Only one of Ameren’s plants, Sioux in St. Charles County, has scrubbers. Those cost ratepayers some $600 million to install in 2010, and the project was a prime driver of a rate increase the following year. Ameren argued in its appeal that the cost of the pollution controls mandated in Sippel’s ruling could exceed $2 billion.
Friday’s decision largely affirmed Sippel’s ruling but said the district court couldn’t order pollution controls at Labadie as a penalty for violations at Rush Island.
“Because Ameren committed no violation of the (Clean Air Act) at its Labadie plant, the district court lacked authority to authorize injunctive relief as to it,” the court wrote.
It sent that portion of the case back to the district court, but the decision means Ameren may finally have to install scrubbers at Rush Island, which, at 45 years old, is its newest coal plant.
Neither the utility nor environmental groups were pleased by the appellate court’s ruling.
“It is disappointing Ameren will not have to make up for the excessive pollution that spewed from its Rush Island coal plant by adding pollution controls to its Labadie coal plant as well,” Andy Knott, interim central region director for Sierra Club’s Beyond Coal campaign, said in a statement. “Thankfully, there will be some justice in this case. (Ameren CEO) Warner Baxter could choose to do the right thing for the common good and accelerate the closure of the Labadie coal plant considering it is the largest coal plant in the United States that lacks modern pollution controls.”
Ameren said it was “disappointed” in the court’s decision and noted that air quality monitors near Rush Island meet federal and state standards.
“It is premature to speculate on next steps at this time while we review and assess the judgment,” a company spokesman said. “Looking forward, we can say Ameren remains committed to achieving net-zero carbon emissions by 2050 while maintaining the reliability and affordability that customers have come to expect.”
As the cost of renewables has come down, Ameren has ramped up construction of wind and solar energy and in September pledged to be carbon neutral by 2050. It plans to retire its oldest coal plant, Meramec in south St. Louis County, next year and its Sioux plant at the end of the decade. But it still planned to operate Rush Island until 2039.

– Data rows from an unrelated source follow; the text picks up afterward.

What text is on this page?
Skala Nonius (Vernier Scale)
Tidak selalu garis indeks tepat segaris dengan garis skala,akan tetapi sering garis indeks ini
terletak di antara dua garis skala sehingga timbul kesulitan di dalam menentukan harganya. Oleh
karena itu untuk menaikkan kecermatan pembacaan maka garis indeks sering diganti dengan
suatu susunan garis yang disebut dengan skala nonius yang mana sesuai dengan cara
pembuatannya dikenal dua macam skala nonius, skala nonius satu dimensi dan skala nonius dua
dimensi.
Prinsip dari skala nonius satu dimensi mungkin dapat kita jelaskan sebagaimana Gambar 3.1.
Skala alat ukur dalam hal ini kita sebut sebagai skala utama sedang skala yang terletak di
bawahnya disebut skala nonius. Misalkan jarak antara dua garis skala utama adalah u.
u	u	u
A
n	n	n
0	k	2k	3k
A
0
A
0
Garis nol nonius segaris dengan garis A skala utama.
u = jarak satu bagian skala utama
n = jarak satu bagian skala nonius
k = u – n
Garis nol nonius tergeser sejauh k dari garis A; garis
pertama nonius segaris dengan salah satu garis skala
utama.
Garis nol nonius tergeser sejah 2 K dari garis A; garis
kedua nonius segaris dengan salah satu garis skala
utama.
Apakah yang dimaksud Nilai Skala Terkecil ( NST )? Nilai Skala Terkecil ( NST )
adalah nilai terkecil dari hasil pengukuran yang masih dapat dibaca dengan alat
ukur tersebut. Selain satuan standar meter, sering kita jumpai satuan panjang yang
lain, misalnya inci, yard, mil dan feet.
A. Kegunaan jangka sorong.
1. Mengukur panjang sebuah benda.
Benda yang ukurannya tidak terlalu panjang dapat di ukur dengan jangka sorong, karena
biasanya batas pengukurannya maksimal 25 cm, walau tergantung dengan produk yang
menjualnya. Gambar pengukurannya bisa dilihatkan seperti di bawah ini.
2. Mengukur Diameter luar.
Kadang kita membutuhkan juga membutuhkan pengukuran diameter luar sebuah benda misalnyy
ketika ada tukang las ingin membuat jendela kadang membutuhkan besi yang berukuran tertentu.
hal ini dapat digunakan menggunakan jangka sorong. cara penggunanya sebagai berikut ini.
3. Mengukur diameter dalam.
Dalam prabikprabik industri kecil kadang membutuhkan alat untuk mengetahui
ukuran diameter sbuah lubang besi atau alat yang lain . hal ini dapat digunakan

The appeals court ruling, however, has raised questions about Rush Island’s financial viability given the hundreds of millions new pollution controls would cost. It’s unknown how much of the expense state regulators will allow the utility to pass on to ratepayers for a construction project that would likely take years. Ameren might instead look at other power generation investments or the timeline for shuttering its coal plants.